In questo secondo complesso spicca la capanna principale, realizzata a gradoni, la più grande in pietra a secco esistente in Abruzzo: sopra tali gradoni circolari e sullo stesso tetto venivano stesi graticci su cui far essiccare i fichi.

Ma la varietà di forme e di soluzioni di questi ripari primitivi disseminati per tutta la regione, la cura – si potrebbe dire – religiosa che traspare da queste testimonianze di una civiltà antichissima, costituiscono tale attrattiva da giustificare le più ardue scarpinate.

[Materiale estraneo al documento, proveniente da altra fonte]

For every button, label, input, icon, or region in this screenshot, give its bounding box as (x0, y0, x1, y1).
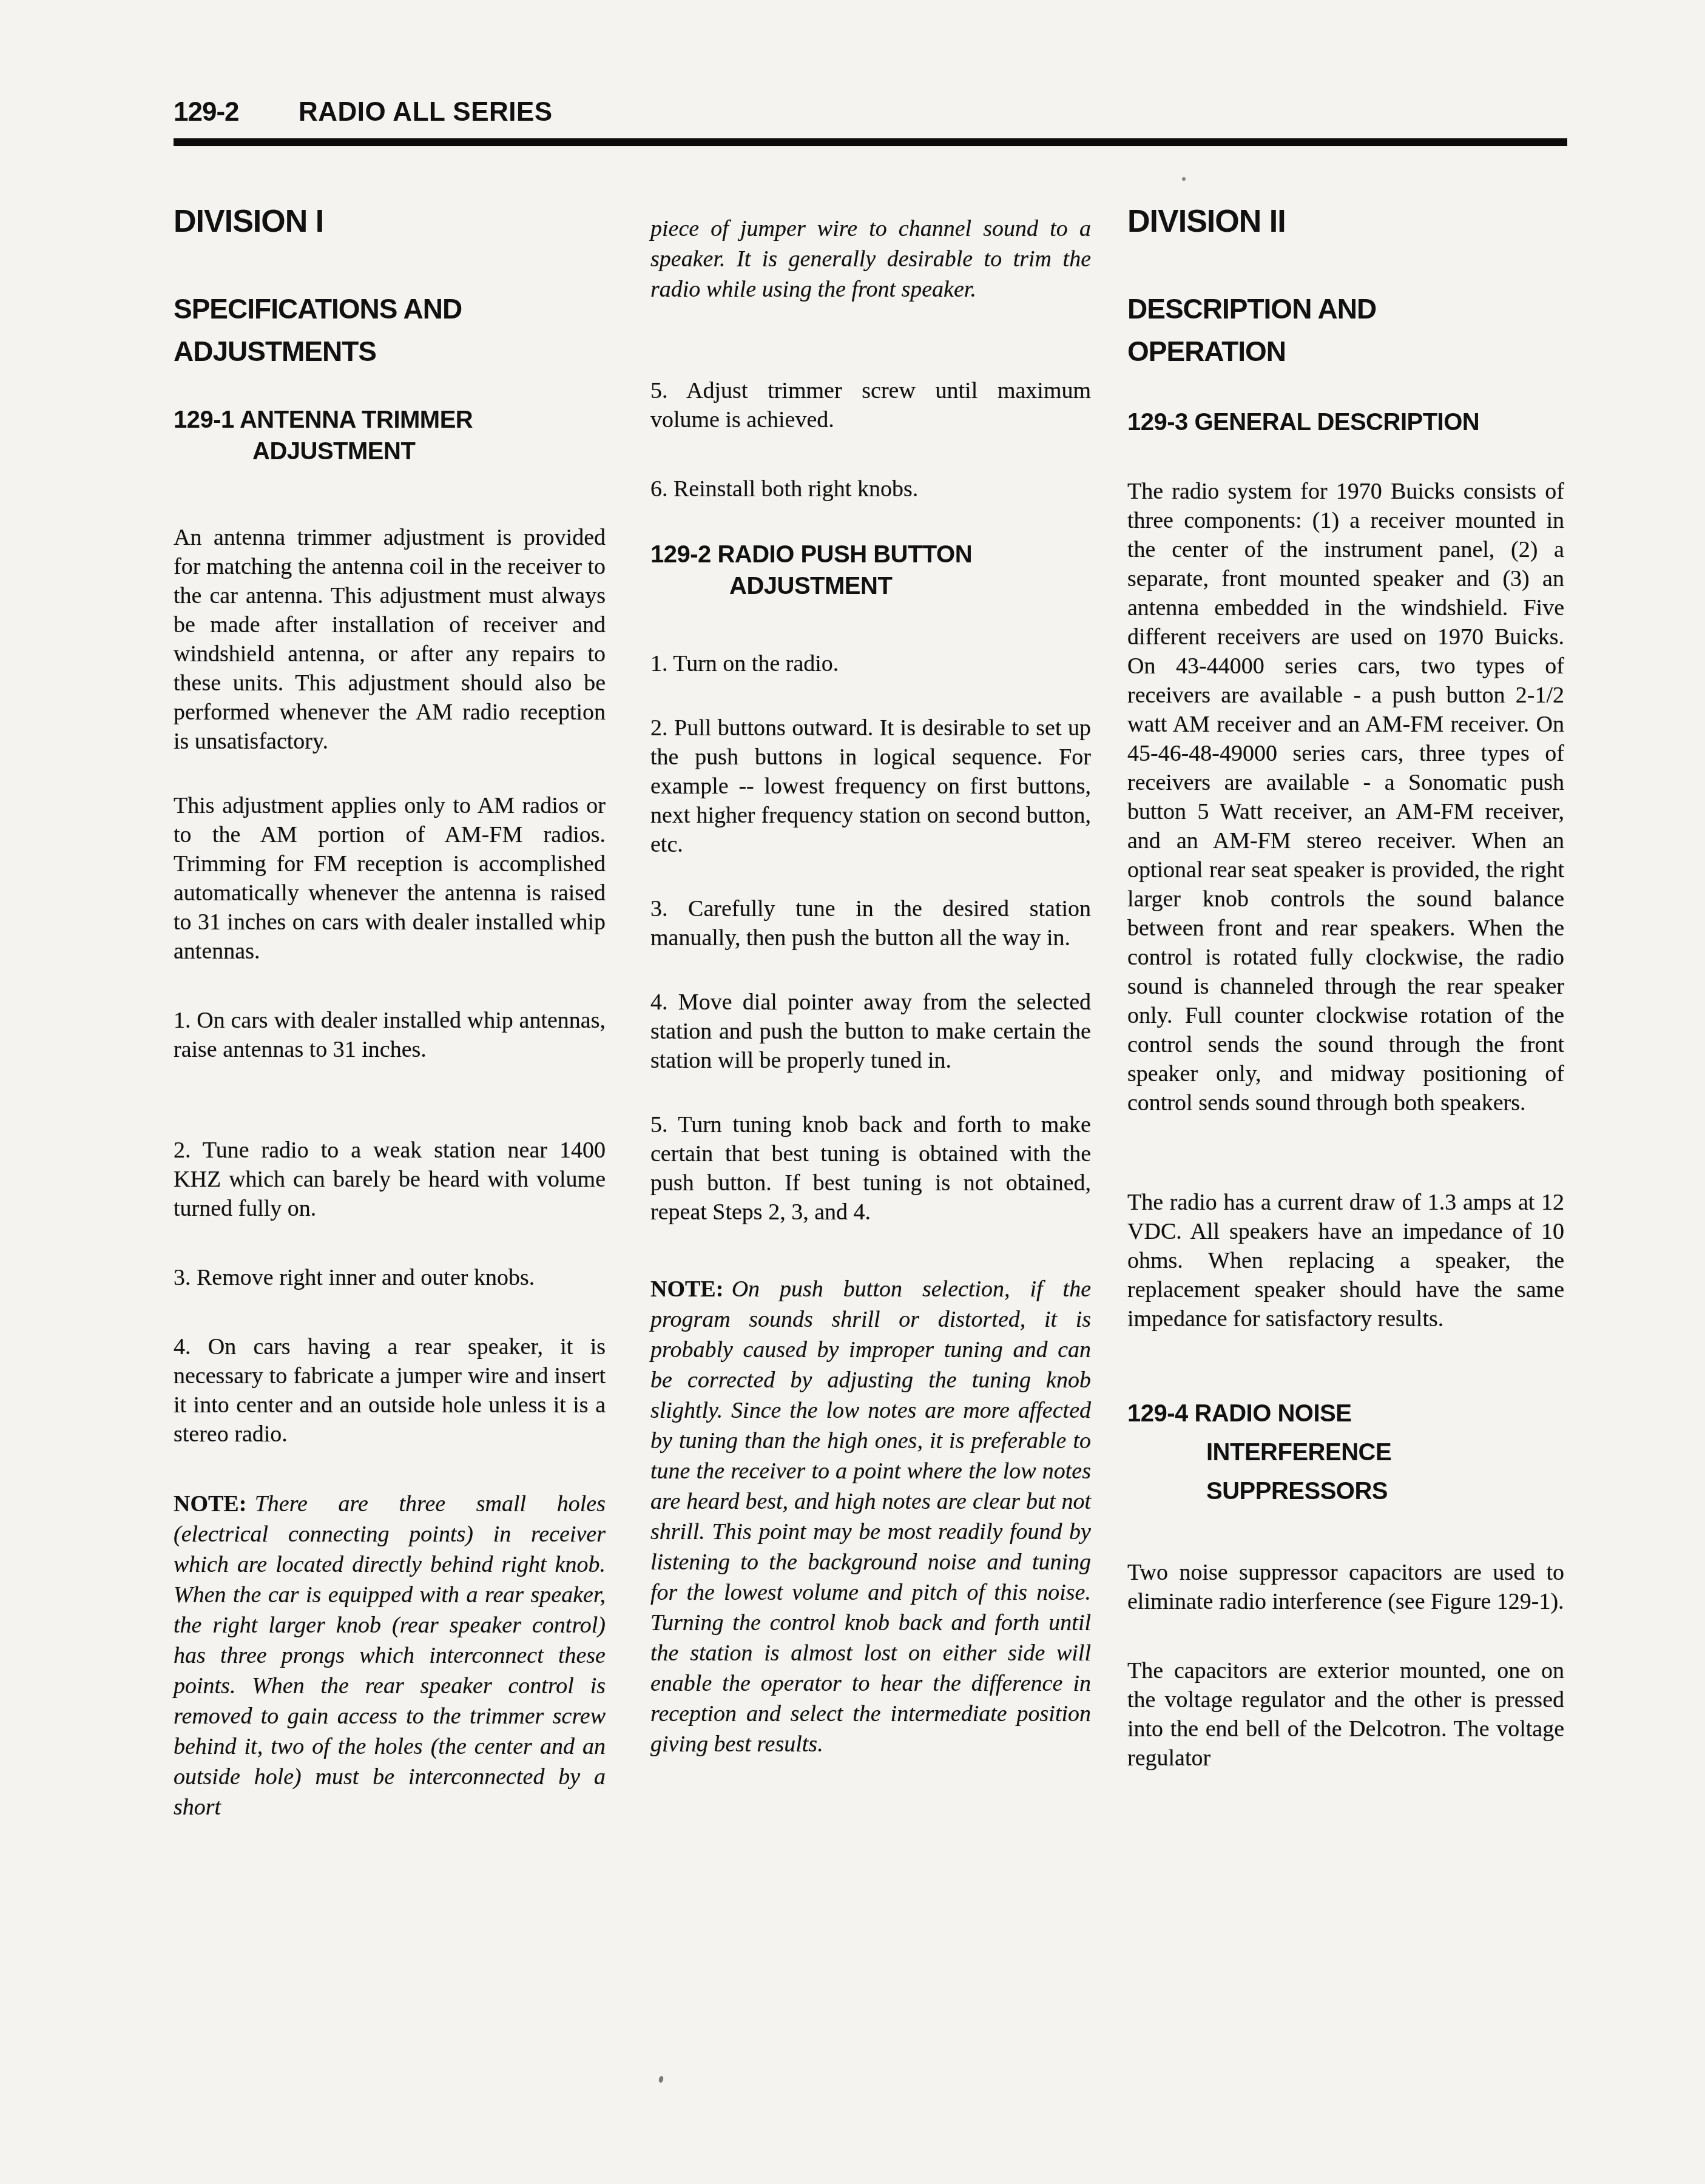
subsection-heading-129-2: 129-2 RADIO PUSH BUTTON ADJUSTMENT (650, 539, 1091, 602)
subsection-129-4-line-3: SUPPRESSORS (1206, 1472, 1564, 1511)
column-1: DIVISION I SPECIFICATIONS AND ADJUSTMENT… (174, 205, 606, 1822)
scan-speck (1182, 177, 1186, 181)
subsection-heading-129-4: 129-4 RADIO NOISE INTERFERENCE SUPPRESSO… (1127, 1394, 1564, 1511)
note-paragraph-col2: NOTE:On push button selection, if the pr… (650, 1274, 1091, 1759)
page-title: RADIO ALL SERIES (299, 97, 553, 127)
section-heading-description: DESCRIPTION AND OPERATION (1127, 288, 1564, 372)
header-rule (174, 138, 1567, 146)
section-heading-line-1: SPECIFICATIONS AND (174, 288, 606, 330)
step-5: 5. Turn tuning knob back and forth to ma… (650, 1110, 1091, 1227)
list-item-4: 4. On cars having a rear speaker, it is … (174, 1332, 606, 1449)
list-item-5: 5. Adjust trimmer screw until maximum vo… (650, 376, 1091, 434)
paragraph-noise-suppressors-1: Two noise suppressor capacitors are used… (1127, 1558, 1564, 1616)
subsection-129-4-line-1: 129-4 RADIO NOISE (1127, 1394, 1564, 1433)
list-item-1: 1. On cars with dealer installed whip an… (174, 1006, 606, 1064)
paragraph-antenna-trimmer-2: This adjustment applies only to AM radio… (174, 791, 606, 966)
note-label: NOTE: (174, 1491, 246, 1517)
subsection-129-1-line-1: 129-1 ANTENNA TRIMMER (174, 404, 606, 436)
division-2-heading: DIVISION II (1127, 205, 1564, 238)
scan-speck (658, 2075, 664, 2083)
paragraph-noise-suppressors-2: The capacitors are exterior mounted, one… (1127, 1656, 1564, 1773)
division-1-heading: DIVISION I (174, 205, 606, 238)
subsection-129-2-line-1: 129-2 RADIO PUSH BUTTON (650, 539, 1091, 570)
column-3: DIVISION II DESCRIPTION AND OPERATION 12… (1127, 205, 1564, 1773)
subsection-129-1-line-2: ADJUSTMENT (252, 436, 606, 467)
section-heading-specifications: SPECIFICATIONS AND ADJUSTMENTS (174, 288, 606, 372)
note-paragraph-col1: NOTE:There are three small holes (electr… (174, 1489, 606, 1822)
note-continuation-paragraph: piece of jumper wire to channel sound to… (650, 214, 1091, 305)
section-heading-line-1: DESCRIPTION AND (1127, 288, 1564, 330)
list-item-3: 3. Remove right inner and outer knobs. (174, 1263, 606, 1292)
step-3: 3. Carefully tune in the desired station… (650, 894, 1091, 952)
subsection-129-2-line-2: ADJUSTMENT (729, 570, 1091, 602)
manual-page: 129-2 RADIO ALL SERIES DIVISION I SPECIF… (0, 0, 1705, 2184)
note-text: There are three small holes (electrical … (174, 1491, 606, 1820)
note-text: On push button selection, if the program… (650, 1276, 1091, 1757)
section-heading-line-2: OPERATION (1127, 330, 1564, 372)
subsection-129-4-line-2: INTERFERENCE (1206, 1433, 1564, 1472)
subsection-heading-129-1: 129-1 ANTENNA TRIMMER ADJUSTMENT (174, 404, 606, 467)
step-4: 4. Move dial pointer away from the selec… (650, 988, 1091, 1075)
note-label: NOTE: (650, 1276, 723, 1302)
paragraph-antenna-trimmer-1: An antenna trimmer adjustment is provide… (174, 523, 606, 756)
subsection-heading-129-3: 129-3 GENERAL DESCRIPTION (1127, 406, 1564, 438)
paragraph-general-description-2: The radio has a current draw of 1.3 amps… (1127, 1188, 1564, 1333)
page-number: 129-2 (174, 97, 239, 127)
step-2: 2. Pull buttons outward. It is desirable… (650, 713, 1091, 859)
list-item-6: 6. Reinstall both right knobs. (650, 474, 1091, 504)
paragraph-general-description-1: The radio system for 1970 Buicks consist… (1127, 477, 1564, 1117)
list-item-2: 2. Tune radio to a weak station near 140… (174, 1136, 606, 1223)
column-2: piece of jumper wire to channel sound to… (650, 214, 1091, 1759)
section-heading-line-2: ADJUSTMENTS (174, 330, 606, 372)
step-1: 1. Turn on the radio. (650, 649, 1091, 678)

Fra l’altro è inevitabile riandare a costruzioni analoghe riscontrabili altrove, presso altre culture agro-pastorali, almeno là dove abbonda il materiale lapideo: quasi esista un universo comune, almeno per quanto riguarda questo tipo particolare di architettura spontanea.

 

Una guida scritta con l’”anima”. Chi voglia avventurarsi alla scoperta di queste straordinarie architetture, sconosciute ai più, legate agli antichi modi di vita dell’uomo sulla montagna, potrà consultare utilmente la pubblicazione di Edoardo Micati Pietre d’Abruzzo, Carsa Edizioni, pp. 104, euro 11,36: una guida scritta "con l’anima" e dalle splendide illustrazioni.